Of course, all the discussion above is about properties of sets. There's still the possibility that variability differs between the platforms, which could lead to interval quartiles with divergent traits. For example, of the 22 AAA games which have aged more than two years, how many were first shown by Sony? The answer is 16, versus 6 from Microsoft, which seems to support the conjecture. But, Sony shows more games in total, at a ratio of about 2.6:1. So that spread is actually just what you should expect.

And this pushes us toward an explanation of why public perception may be skewed as it is. There are simply more long-delayed games on the Sony side, so it's easier to recall examples. Meanwhile, the fact that there's also more undelayed games doesn't register as a factor. (For instance, Sony is the only platform of the two that has released games less than a month after their first showing.) I believe this alone is sufficient to explain much of the usual narrative. That delayed Sony games spring easily to mind is quite compelling, and the associated reasoning is plausible. That's why until I ran the actual numbers I expected to find all this stuff to be easily true. It's exciting that the results were surprising!
 
D

Deleted member 465307

Unconfirmed Member
EDIT: Nevermind. Just read the conclusions above.

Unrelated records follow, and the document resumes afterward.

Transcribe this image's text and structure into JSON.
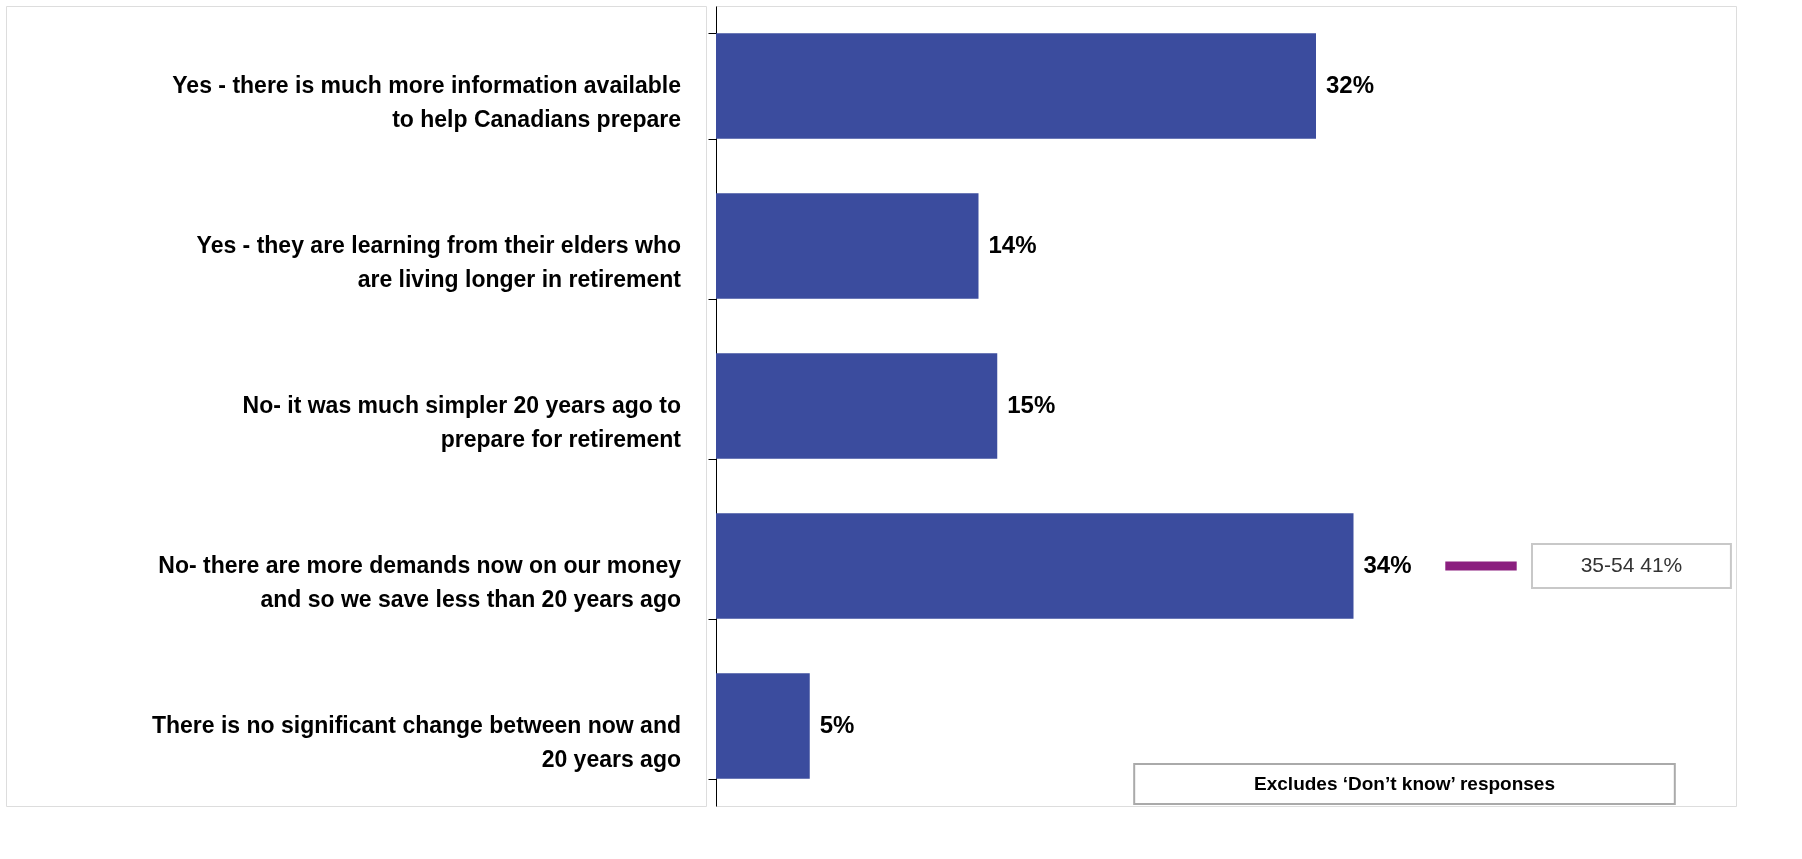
{
  "chart_data": {
    "type": "bar",
    "orientation": "horizontal",
    "categories": [
      "Yes - there is much more information available to help Canadians prepare",
      "Yes - they are learning from their elders who are living longer in retirement",
      "No- it was much simpler 20 years ago to prepare for retirement",
      "No- there are more demands now on our money and so we save less than 20 years ago",
      "There is no significant change between now and 20 years ago"
    ],
    "values": [
      32,
      14,
      15,
      34,
      5
    ],
    "value_labels": [
      "32%",
      "14%",
      "15%",
      "34%",
      "5%"
    ],
    "color": "#3b4c9e",
    "annotations": [
      "35-54    41%",
      "Excludes ‘Don’t know’ responses"
    ]
  }
}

Very cool work, OP. The time and effort that must have taken is very impressive.
 
I realize nothing is perfect, but games always get missed in counts or not counted for reason "x". Like I'm not sure why Recore and Screamride is listed but not Zoo Tycoon when they all released at the same $40 price :p
 
I realize nothing is perfect, but games always get missed in counts or not counted for reason "x". Like I'm not sure why Recore and Screamride is listed but not Zoo Tycoon when they all released at the same $40 price :p
As per the title, this thread is about games that have been presented onstage at a press conference. Zoo Tycoon--along with tons of other games for both platforms--did not ever get that. I thought this was pretty clear, from the fact that I explicitly state it in the OP. Also, I'd think it'd be an obvious clue when only 404 games are tallied in the OP; that cannot possibly represent the entirety of both platforms' combined libraries.
 

Humdinger

Member
Nice work. Interesting analysis. I agree with your conclusions about why the perception may be the way it is. I always enjoy it when data contradicts popular conceptions, and this is a nice example of it.

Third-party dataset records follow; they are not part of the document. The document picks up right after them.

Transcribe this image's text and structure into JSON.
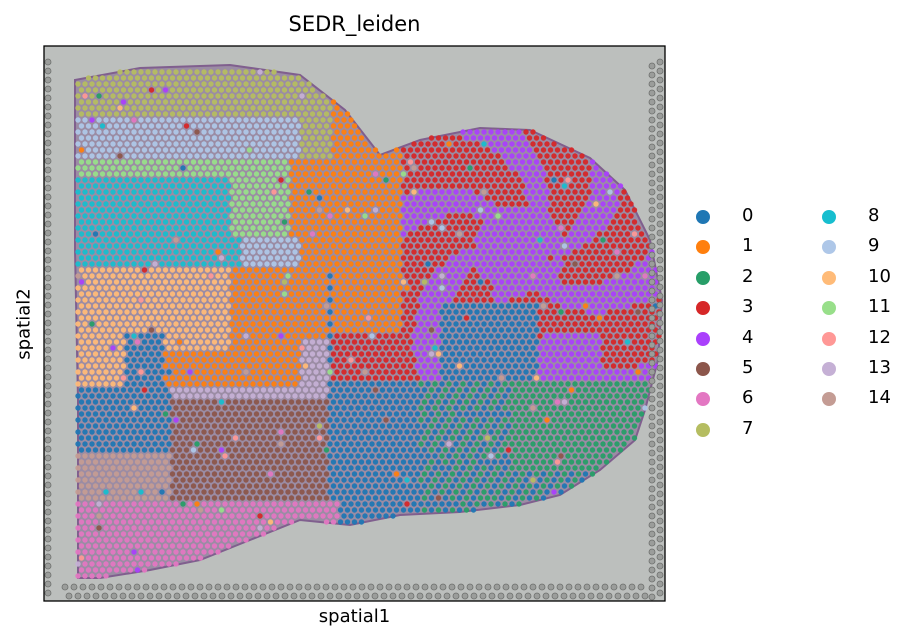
{
  "chart_data": {
    "type": "scatter",
    "title": "SEDR_leiden",
    "xlabel": "spatial1",
    "ylabel": "spatial2",
    "grid": false,
    "legend_placement": "right",
    "series": [
      {
        "name": "0",
        "color": "#1f77b4"
      },
      {
        "name": "1",
        "color": "#ff7f0e"
      },
      {
        "name": "2",
        "color": "#279e68"
      },
      {
        "name": "3",
        "color": "#d62728"
      },
      {
        "name": "4",
        "color": "#aa40fc"
      },
      {
        "name": "5",
        "color": "#8c564b"
      },
      {
        "name": "6",
        "color": "#e377c2"
      },
      {
        "name": "7",
        "color": "#b5bd61"
      },
      {
        "name": "8",
        "color": "#17becf"
      },
      {
        "name": "9",
        "color": "#aec7e8"
      },
      {
        "name": "10",
        "color": "#ffbb78"
      },
      {
        "name": "11",
        "color": "#98df8a"
      },
      {
        "name": "12",
        "color": "#ff9896"
      },
      {
        "name": "13",
        "color": "#c5b0d5"
      },
      {
        "name": "14",
        "color": "#c49c94"
      }
    ]
  }
}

It does only cover E3 2013 to 2016, though, so I suppose Xbox guys would be justified in wondering what the results would be, if we included all of the 360/PS3 era.

It'll be interesting to see how things look in another few years, too.
 
I've run my own numbers, looking solely at first-party games, with filters of games that are retail exclusives, digital exclusives, undated, unreleased, etc to filter the numbers and the numbers don't run far from Brave's.

The long and short of it:

Both companies have roughly the same amount of games that are in loong announcement cycles like Crackdown, Everybody's Golf, Wild and Quantum Break.

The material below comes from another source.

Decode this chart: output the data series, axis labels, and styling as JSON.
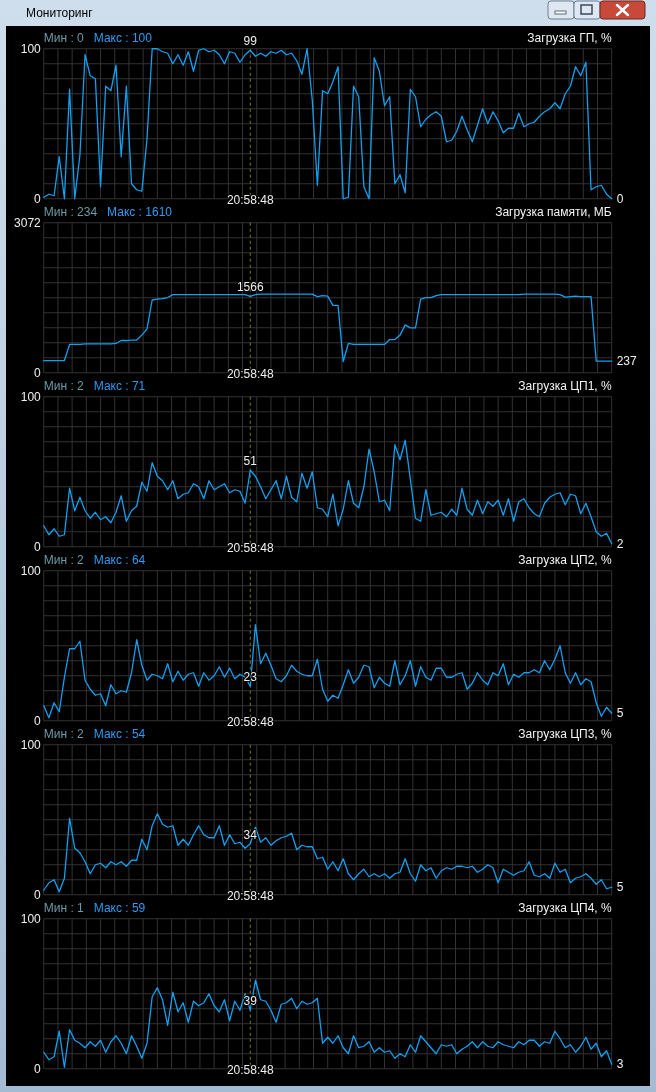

The games that people think are in long-dev cycles/announcements are only approximately 3-4 months longer than games like Halo 5 or Gears 4, which the only difference is that those games don't get a delay to spring.

Both companies have games with short release cycles too.
 

Lemondish

Member
Nice work. Interesting analysis. I agree with your conclusions about why the perception may be the way it is. I always enjoy it when data contradicts popular conceptions, and this is a nice example of it.

It does only cover E3 2013 to 2016, though, so I suppose Xbox guys would be justified in wondering what the results would be, if we included all of the 360/PS3 era.

It'll be interesting to see how things look in another few years, too.

Justified in wondering how things were in the past, perhaps, but not at all justified in wishing it was included in this analysis. It doesn't address any of the OPs major points.